Saul is in Damascus for three days. He was blind during that entire period. He was so undone during that time that the Bible says he “neither ate nor drank.” How undone would you have to be to not only eat but not even drink anything for three days? I believe this is where everything that he had ever done hit him square between the eyes. He had no natural sight, but his spiritual sight dawned during this time. At the end of this three days, Paul is a changed man. The law that he had trusted in rose up and slayed him. In particular, he realized the depth of his own covetousness. What he had thought he was doing for God, he was actually doing for his own sorry self. The man that Annanias saw at the end of that three days was a remarkably different man than the man struck down on the road. His balloon had been thoroughly popped. But, unlike the rich young ruler, he was determined to follow this man who he had been persecuting with the same tenacity for Christ that he had practiced against Christ. How welcome those words that Annanias spoke to him must have been, “Brother Saul...receive your sight!...Get up and be baptized, and wash away your sins, calling on His name.” (Acts 22:13, 16) You will be “filled with the Holy Spirit.” Paul could be filled with the Holy Spirit only because he had been emptied of himself.

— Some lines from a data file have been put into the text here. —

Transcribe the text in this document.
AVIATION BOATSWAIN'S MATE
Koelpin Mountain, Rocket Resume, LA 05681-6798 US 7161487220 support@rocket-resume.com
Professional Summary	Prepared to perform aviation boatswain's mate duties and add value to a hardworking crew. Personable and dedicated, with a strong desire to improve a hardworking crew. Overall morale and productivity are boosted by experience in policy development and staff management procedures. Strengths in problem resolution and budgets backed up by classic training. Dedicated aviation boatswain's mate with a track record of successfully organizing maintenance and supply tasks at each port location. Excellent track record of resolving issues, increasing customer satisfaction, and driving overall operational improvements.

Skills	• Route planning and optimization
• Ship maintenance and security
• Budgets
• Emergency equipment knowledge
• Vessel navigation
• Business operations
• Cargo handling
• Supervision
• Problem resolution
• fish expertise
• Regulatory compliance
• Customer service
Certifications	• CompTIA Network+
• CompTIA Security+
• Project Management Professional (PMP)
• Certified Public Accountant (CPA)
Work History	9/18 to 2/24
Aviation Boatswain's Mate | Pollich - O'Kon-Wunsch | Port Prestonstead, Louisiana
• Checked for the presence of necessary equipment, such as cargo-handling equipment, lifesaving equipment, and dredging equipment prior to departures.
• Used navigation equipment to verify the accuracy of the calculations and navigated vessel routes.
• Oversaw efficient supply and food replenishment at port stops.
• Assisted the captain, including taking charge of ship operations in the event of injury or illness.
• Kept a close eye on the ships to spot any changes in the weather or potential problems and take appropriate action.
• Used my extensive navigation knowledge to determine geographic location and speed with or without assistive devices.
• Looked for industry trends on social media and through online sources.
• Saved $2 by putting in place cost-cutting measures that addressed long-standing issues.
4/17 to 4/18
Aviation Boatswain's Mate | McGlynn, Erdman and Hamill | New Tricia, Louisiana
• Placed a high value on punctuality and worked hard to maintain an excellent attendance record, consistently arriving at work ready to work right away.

In verse 12 of Romans 7, Paul says that the Law is holy, righteous, and good. In verse 13, he asks, is that law which is good become a cause of death to me? Again, we have the strong negative, “May it never be.” He says, (NKJV) “sin, that it might appear sin, was producing death in me through what is good, that sin through the commandment might become exceedingly sinful.”

In the case of the woman I described to you earlier, the sin that came out in all it’s ugliness had been in her heart all along. If she had never had the husband that she had, the same sinfulness would have been there. It is in fact in all of us. But in a way, having a husband who was “a stern taskmaster” drove her first to have the sin in her heart exposed, and then to the forgiveness which is found in Christ Jesus.

In Paul’s case, the sin that had been in his heart all along was exposed after his confrontation with Christ on the road to Damascus. Through what we might call “the enlightened law” his sinfulness came exceedingly sinful.

Romans 7:13 The Passion Translation

So, did something meant to be good become death to me? Certainly not! It was not the law but sin unmasked that produced my spiritual death. The sacred commandment merely uncovered the evil of sin so it could be seen for what it is.”

This really ushers us into the next section. Paul is still in “I” mode, but now he is not talking about what happened in the past in one moment, but something that is ongoing in the heart of a young believer. As Paul progresses in his spiritual experience, sin does not become less sinful, but even more “exceedingly sinful.”